The difference between gender = "female" & region = "Vienna" and gender = "male" & region = "Salzburg" however would not be calculated.

Thus this leads to

\[2\cdot(\sum\limits_{1=1}^{9-1}i) + 9\cdot1 = 81\]

results with respect to the differences. The Output contains an additional column estimate_type and

povertyRates <- calc.stError(dat2, var = "povertyRisk", fun = weightedRatio, 
                             group = list(c("gender", "region")),
                             group.diff = TRUE)
povertyRates$Estimates[,.N,by=.(estimate_type)]
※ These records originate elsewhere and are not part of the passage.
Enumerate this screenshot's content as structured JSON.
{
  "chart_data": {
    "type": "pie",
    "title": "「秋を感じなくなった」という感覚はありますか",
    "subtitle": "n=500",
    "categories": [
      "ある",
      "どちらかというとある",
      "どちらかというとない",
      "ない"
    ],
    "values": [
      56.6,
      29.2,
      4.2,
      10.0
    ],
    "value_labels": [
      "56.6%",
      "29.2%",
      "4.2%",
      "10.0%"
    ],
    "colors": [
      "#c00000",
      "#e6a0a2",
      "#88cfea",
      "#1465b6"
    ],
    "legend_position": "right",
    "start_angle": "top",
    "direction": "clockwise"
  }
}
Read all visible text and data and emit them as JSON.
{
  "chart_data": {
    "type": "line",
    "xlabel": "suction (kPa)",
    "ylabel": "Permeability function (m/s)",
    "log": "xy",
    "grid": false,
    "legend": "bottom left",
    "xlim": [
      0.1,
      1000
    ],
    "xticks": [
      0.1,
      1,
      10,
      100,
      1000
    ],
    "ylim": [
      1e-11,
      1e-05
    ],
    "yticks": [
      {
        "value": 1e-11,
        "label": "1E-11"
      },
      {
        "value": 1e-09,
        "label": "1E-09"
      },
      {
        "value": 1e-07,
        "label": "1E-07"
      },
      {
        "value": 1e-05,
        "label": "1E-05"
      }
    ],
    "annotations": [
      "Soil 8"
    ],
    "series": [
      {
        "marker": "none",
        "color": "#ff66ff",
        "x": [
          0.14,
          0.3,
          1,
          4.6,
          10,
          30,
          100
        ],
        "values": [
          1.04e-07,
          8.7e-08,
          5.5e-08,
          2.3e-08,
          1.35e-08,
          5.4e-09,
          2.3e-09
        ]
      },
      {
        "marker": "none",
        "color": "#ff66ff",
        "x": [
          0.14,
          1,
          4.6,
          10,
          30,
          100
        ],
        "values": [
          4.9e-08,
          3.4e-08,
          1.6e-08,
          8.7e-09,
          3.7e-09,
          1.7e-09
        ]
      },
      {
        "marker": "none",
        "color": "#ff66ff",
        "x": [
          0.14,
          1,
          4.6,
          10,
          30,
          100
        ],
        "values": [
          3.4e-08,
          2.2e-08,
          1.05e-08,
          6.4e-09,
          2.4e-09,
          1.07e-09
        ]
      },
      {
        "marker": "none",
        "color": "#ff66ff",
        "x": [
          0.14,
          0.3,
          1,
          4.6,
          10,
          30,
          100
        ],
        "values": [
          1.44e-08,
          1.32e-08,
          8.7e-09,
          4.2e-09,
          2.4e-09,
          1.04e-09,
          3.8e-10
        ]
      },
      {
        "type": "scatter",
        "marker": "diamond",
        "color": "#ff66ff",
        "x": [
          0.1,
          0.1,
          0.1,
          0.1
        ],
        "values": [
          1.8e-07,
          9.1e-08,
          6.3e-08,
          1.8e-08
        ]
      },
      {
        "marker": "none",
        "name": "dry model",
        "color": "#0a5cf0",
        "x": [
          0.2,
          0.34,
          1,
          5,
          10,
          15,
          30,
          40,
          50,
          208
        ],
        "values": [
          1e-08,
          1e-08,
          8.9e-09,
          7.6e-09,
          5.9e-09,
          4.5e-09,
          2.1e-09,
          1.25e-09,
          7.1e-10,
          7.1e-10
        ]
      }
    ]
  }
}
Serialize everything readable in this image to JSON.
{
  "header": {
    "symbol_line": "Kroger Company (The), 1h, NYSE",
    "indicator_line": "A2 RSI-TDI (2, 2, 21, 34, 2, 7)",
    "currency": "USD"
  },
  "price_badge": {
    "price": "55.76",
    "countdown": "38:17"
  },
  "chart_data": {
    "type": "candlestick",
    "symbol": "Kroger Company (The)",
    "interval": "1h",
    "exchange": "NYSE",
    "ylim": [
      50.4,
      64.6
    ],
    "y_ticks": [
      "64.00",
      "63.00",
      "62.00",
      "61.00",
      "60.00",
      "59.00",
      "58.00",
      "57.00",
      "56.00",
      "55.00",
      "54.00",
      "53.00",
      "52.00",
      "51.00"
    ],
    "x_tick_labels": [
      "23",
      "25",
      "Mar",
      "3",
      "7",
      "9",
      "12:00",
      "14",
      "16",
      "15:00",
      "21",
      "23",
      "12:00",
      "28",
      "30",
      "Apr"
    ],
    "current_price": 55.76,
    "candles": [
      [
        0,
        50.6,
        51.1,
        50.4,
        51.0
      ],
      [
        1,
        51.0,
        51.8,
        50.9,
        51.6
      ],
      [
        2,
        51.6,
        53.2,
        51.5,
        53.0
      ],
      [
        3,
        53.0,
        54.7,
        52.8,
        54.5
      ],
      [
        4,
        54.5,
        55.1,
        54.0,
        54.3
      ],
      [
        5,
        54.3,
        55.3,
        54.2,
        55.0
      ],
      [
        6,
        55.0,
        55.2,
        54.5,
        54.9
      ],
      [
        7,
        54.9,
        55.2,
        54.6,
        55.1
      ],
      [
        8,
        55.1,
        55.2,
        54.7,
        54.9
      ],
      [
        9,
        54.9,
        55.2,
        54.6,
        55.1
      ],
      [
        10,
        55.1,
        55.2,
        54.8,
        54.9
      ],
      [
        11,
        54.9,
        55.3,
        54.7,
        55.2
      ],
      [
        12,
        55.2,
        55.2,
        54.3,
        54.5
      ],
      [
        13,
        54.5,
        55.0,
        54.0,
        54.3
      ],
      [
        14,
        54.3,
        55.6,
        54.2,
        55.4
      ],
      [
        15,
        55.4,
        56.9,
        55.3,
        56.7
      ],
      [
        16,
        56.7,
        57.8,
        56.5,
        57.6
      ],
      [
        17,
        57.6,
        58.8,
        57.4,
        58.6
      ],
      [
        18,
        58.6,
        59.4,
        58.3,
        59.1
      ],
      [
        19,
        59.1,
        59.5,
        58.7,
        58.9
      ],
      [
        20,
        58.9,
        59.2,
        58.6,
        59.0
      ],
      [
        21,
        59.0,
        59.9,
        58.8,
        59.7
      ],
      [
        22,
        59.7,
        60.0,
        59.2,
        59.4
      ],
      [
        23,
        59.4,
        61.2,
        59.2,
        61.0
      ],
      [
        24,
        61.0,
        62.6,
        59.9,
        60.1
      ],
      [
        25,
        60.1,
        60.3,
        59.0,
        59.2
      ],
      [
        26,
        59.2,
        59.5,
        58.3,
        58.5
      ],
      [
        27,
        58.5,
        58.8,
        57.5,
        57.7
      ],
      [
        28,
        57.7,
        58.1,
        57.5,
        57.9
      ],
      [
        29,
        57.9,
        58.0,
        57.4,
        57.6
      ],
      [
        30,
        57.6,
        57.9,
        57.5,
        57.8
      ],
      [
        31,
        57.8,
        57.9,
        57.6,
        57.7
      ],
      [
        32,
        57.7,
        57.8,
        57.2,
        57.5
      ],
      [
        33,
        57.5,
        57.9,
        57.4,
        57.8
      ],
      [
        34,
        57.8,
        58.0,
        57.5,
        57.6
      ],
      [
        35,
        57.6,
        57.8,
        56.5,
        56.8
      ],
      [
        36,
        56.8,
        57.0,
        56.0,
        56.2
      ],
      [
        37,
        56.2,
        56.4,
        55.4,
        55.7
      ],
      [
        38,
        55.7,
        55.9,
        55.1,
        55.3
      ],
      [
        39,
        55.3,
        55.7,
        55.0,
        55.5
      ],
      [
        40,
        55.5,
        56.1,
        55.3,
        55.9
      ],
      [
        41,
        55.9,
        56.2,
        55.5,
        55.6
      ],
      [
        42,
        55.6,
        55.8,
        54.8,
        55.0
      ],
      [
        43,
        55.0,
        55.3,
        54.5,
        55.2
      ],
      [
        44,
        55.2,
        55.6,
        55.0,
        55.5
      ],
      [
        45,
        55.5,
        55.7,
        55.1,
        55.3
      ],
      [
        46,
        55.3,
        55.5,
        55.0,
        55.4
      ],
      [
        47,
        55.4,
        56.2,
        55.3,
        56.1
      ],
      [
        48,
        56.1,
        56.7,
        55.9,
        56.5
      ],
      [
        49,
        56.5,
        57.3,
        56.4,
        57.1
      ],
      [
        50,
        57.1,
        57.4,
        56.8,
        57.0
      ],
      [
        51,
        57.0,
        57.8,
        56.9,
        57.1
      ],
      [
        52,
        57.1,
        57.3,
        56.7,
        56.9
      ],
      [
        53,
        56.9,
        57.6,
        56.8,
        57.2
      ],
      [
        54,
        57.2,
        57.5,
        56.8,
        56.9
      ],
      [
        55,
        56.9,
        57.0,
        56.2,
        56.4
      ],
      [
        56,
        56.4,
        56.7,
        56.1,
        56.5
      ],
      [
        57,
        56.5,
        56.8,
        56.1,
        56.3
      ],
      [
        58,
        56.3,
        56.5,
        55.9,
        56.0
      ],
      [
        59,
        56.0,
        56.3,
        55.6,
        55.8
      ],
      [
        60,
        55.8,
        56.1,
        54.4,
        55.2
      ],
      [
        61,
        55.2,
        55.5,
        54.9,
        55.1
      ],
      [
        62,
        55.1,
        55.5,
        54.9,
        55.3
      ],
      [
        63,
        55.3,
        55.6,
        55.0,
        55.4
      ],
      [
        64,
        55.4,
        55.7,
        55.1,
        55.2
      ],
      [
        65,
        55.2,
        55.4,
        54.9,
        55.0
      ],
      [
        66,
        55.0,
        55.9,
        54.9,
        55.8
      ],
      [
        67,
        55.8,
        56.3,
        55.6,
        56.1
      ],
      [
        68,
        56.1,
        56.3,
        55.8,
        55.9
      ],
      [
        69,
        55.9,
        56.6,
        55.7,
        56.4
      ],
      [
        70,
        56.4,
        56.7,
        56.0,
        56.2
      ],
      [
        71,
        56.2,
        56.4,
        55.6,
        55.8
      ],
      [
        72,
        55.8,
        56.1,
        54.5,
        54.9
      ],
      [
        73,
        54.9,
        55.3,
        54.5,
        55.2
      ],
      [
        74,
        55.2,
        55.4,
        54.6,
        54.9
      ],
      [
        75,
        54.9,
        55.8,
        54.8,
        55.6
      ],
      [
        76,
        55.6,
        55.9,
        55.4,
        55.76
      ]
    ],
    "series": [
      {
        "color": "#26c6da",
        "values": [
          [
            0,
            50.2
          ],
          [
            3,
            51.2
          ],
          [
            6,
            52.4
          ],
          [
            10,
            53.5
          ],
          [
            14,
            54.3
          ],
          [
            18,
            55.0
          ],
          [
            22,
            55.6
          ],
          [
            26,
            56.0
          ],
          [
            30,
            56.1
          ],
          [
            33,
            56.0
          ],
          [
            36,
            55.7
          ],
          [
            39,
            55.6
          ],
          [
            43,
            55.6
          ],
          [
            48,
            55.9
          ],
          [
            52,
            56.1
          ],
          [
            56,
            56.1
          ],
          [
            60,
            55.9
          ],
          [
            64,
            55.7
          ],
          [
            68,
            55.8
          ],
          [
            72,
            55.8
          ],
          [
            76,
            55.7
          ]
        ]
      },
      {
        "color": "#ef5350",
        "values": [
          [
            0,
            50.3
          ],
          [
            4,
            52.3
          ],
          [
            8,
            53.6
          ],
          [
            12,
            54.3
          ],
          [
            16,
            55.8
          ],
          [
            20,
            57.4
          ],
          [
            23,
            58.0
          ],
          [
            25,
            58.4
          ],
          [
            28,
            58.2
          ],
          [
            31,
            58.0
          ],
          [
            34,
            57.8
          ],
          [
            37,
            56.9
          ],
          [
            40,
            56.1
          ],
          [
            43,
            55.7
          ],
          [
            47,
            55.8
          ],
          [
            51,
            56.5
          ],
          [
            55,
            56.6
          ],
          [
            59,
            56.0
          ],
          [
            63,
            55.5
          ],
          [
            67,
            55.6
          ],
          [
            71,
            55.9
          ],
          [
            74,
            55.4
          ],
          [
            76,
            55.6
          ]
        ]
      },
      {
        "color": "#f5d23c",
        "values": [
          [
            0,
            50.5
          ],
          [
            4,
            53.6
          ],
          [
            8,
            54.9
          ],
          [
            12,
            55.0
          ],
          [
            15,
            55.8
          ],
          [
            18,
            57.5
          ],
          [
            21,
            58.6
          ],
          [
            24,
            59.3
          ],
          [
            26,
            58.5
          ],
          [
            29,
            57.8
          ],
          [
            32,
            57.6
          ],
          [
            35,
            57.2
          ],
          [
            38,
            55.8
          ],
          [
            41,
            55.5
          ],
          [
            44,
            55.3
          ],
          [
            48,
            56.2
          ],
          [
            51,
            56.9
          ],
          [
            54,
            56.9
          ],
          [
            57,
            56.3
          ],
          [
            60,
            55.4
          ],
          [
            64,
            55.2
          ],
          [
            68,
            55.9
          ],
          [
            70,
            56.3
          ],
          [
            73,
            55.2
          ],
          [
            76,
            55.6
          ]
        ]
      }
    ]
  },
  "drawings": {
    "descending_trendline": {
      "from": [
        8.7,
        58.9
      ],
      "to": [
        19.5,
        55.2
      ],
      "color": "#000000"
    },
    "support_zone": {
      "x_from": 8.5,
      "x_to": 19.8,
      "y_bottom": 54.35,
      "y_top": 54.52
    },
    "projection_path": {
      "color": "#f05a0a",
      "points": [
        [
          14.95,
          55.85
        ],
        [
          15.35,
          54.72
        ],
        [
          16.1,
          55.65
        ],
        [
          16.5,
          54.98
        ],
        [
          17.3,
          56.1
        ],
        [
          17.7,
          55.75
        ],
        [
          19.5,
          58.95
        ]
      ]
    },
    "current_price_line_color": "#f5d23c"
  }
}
Differences between survey periods

Differences of estimates between periods can be calculated using parameter period.diff. period.diff expects a character vector (if not NULL) specifying for which periods the differences should be calcualed for. The inputs should be specified in the form "period2" - "period1".

povertyRates <- calc.stError(dat_boot_calib[year>2013], var = "povertyRisk", fun = weightedRatio, 
                             period.diff = c("2017 - 2016", "2016 - 2015", "2015 - 2014"))
povertyRates$Estimates

If additional grouping variables are supplied to calc.stError() die differences across periods are also carried out for all variables in group.

povertyRates <- calc.stError(dat_boot_calib[year>2013], var = "povertyRisk", fun = weightedRatio, 
                             group = "gender",
                             period.diff = c("2017 - 2016", "2016 - 2015", "2015 - 2014"))
povertyRates$Estimates

Averages across periods

With parameter period.mean averages across periods are calculated additional. The parameter accepts only odd integer values. The resulting table will contain the direct estimates as well as rolling averages of length period.mean.

povertyRates <- calc.stError(dat_boot_calib[year>2013], var = "povertyRisk", fun = weightedRatio, 
                             period.mean = 3)
povertyRates$Estimates

if in addition the parameters group and/or period.diff are specified then differences and groupings of averages will be calculated.

povertyRates <- calc.stError(dat_boot_calib[year>2013], var = "povertyRisk", fun = weightedRatio, 
                             period.mean = 3, period.diff = "2016 - 2015",
                             group = "gender")
povertyRates$Estimates